20 Questions for John Bethel of Controlled Gree

John Bethel bought his first stock in 1986, and became devoted to value investing that same year after reading Warren Buffett’s “Superinvestors of Graham-and-Doddsville.” He became self-employed in 1994, and began investing all his own money at that time.

John writes Controlled Greed, a blog reporting his adventures as a stock picker. He personally owns every stock recommended on the site. Controlled Greed launched in April 2005; John’s reported stock picks have averaged +36.9% for the life of the blog through 2006. His stock picks averaged +27.5% for the year 2006 (both figures include dividends).

Visit Controlled Greed

1. Are you a value investor?

Yes.

2. What is value investing?

Stated simply, it’s buying a stock that’s trading for less than the underlying value of the company it represents. There may be different ways of measuring this, such as discounts to tangible book value or sum-of-the-parts analysis, among others, but that’s basically what it is.

3. What is your approach to investing?

I want to buy a company that’s undervalued, and that I can see a way or several potential ways for the value to be realized over the long term. Sometimes I get lucky and the stock price rises in several months, but my window upon buying is three to five years.
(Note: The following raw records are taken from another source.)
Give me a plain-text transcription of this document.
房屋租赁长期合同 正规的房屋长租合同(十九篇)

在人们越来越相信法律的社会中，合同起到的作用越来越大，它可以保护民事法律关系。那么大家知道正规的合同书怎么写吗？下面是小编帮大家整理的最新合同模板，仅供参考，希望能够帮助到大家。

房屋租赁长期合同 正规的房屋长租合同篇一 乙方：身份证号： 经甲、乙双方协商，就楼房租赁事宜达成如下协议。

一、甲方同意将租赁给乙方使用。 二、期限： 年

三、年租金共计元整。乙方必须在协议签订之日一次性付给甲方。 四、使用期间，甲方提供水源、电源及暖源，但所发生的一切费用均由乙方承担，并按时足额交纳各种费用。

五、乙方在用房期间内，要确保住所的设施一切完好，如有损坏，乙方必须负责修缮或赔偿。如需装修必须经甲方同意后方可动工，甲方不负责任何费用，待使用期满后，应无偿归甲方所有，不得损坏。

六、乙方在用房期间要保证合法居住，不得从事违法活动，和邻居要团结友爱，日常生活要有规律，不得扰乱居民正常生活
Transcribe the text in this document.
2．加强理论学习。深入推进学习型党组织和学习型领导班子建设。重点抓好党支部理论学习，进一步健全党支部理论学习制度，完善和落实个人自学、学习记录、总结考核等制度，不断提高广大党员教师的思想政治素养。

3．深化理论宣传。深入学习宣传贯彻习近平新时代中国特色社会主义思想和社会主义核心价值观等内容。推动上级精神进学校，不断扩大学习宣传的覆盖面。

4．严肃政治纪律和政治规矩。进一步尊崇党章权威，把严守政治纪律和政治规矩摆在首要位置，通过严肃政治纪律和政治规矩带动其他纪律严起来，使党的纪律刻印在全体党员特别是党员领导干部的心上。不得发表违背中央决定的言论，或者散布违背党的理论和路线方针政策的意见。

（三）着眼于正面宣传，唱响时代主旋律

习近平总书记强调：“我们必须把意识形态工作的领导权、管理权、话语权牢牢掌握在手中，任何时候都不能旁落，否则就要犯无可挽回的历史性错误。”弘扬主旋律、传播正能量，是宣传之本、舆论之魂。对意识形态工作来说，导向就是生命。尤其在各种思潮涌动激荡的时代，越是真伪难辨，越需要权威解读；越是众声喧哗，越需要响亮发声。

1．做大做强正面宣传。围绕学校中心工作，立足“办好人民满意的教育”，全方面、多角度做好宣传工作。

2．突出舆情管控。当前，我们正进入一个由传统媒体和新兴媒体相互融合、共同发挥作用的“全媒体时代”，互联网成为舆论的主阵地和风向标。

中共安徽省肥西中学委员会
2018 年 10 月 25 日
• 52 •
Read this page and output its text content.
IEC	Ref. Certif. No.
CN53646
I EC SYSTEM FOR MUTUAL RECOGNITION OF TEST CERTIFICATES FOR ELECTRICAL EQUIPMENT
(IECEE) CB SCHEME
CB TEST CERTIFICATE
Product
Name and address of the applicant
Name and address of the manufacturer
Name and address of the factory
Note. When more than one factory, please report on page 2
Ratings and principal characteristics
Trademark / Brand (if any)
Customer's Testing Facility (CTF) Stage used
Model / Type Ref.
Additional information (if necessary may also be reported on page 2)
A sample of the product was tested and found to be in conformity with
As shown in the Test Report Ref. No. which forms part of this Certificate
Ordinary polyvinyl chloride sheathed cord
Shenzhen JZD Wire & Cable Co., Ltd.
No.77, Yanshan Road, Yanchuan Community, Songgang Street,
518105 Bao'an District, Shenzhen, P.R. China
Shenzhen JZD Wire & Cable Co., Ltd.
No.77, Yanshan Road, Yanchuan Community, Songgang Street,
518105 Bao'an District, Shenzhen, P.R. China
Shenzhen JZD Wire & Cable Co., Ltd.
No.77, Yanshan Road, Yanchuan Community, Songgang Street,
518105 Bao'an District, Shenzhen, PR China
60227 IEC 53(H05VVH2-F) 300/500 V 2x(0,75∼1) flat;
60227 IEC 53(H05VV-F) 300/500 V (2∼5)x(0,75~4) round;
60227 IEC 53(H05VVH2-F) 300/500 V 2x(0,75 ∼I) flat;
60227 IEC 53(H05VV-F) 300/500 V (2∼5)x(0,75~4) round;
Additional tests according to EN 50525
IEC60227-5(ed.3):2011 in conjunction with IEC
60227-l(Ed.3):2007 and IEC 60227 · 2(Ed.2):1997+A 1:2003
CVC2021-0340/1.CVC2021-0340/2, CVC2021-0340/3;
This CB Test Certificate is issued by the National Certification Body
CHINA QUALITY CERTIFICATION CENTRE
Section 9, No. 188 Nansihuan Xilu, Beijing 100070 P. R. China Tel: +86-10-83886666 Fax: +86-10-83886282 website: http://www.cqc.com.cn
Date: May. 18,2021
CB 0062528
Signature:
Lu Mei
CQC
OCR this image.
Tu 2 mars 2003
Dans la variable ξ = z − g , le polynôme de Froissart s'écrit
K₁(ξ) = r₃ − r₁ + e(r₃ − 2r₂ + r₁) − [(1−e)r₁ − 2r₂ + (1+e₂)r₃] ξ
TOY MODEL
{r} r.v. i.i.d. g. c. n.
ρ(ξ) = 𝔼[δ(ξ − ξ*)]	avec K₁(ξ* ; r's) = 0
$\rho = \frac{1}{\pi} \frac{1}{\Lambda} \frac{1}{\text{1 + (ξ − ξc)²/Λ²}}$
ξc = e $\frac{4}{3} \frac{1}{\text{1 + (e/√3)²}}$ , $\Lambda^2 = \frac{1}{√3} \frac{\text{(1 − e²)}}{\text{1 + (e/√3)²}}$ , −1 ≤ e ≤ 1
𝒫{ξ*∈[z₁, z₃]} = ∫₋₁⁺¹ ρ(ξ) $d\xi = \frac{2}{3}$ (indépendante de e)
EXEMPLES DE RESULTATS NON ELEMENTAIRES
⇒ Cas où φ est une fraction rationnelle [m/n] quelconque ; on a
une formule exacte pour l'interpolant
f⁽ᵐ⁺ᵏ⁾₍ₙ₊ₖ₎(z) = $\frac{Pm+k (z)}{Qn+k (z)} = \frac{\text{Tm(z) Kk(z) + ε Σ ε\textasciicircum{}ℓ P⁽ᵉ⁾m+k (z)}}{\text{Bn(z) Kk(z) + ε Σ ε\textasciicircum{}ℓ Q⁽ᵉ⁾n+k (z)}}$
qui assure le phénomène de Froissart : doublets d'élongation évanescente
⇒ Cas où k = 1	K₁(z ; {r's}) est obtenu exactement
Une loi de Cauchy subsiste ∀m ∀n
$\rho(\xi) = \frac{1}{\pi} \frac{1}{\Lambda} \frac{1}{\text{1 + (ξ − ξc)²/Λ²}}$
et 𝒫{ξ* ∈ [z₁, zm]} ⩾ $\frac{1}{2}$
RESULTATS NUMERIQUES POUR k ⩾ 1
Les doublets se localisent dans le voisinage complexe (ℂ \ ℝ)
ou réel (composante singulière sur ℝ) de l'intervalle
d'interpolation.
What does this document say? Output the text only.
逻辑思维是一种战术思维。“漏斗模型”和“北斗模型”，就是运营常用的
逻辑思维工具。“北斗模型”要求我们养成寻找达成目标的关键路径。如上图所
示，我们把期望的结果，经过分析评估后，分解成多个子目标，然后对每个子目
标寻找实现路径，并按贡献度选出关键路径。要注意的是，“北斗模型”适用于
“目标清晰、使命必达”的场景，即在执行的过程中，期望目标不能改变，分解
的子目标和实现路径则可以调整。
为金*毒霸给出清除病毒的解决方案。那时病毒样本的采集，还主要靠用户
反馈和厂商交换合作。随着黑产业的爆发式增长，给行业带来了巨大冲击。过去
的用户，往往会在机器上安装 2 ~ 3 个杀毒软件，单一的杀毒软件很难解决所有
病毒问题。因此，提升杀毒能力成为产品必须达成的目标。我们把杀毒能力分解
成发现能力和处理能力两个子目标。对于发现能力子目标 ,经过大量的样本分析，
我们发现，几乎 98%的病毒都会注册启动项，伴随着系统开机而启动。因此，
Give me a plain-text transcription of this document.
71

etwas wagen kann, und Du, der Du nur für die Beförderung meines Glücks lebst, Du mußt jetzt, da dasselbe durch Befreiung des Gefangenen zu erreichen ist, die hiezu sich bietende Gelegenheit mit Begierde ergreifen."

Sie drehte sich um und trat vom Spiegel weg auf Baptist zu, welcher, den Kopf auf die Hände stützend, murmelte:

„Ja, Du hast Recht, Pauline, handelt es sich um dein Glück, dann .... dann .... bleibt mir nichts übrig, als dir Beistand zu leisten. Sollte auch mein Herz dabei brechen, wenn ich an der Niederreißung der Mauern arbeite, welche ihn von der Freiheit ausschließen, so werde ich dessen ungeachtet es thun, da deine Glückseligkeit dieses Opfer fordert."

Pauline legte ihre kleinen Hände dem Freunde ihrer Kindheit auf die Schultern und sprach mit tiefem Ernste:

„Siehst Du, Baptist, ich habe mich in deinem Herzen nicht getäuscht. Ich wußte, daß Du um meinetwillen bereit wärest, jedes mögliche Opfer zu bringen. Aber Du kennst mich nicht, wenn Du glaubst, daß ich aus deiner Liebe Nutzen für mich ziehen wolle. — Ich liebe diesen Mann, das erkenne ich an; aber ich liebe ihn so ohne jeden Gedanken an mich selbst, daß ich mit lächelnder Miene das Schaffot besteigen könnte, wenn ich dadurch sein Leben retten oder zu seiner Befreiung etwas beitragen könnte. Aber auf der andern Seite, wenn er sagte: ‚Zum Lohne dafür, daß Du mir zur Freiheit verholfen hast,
4. How do you evaluate a stock?

The process of finding a stock to invest in can take days or years. I start by reading, reading, and reading some more. I think you need to love reading generally to be a good value investor. My memory is that Warren Buffett told Charlie Rose on Rose’s PBS show that when he comes to the Berkshire Hathaway office every day he starts by reading newspapers, business magazines and annual reports. And that reading is the bulk of his job.

I also follow the holdings of some of my favorite investors. One of the things I like about Christopher Browne’s “The Little Book of Value Investing” is that he writes about this very approvingly. If the guys at Tweedy Browne are looking at what Peter Cundill, Mason Hawkins and Marty Whitman hold, and they’re all looking at each other’s portfolios, then it’s something you and I should be doing too. It’s a great way to build a list of candidates for investment.

That said, you shouldn’t buy a stock just because one of your favorite investors owns it. They may have bought it at a much lower price than what it’s going for once it’s reported, for one thing. And you still need to research it to make sure you understand it. Plus, many of the top-notch investors have portfolios with billions of dollars of assets — meaning they can’t take advantage of some smaller bargains.

Reading all this stuff as the years go by builds up a knowledge base. Sometimes I come across a story that makes sense, I research to confirm it, and make the stock purchase. Other times, it takes longer.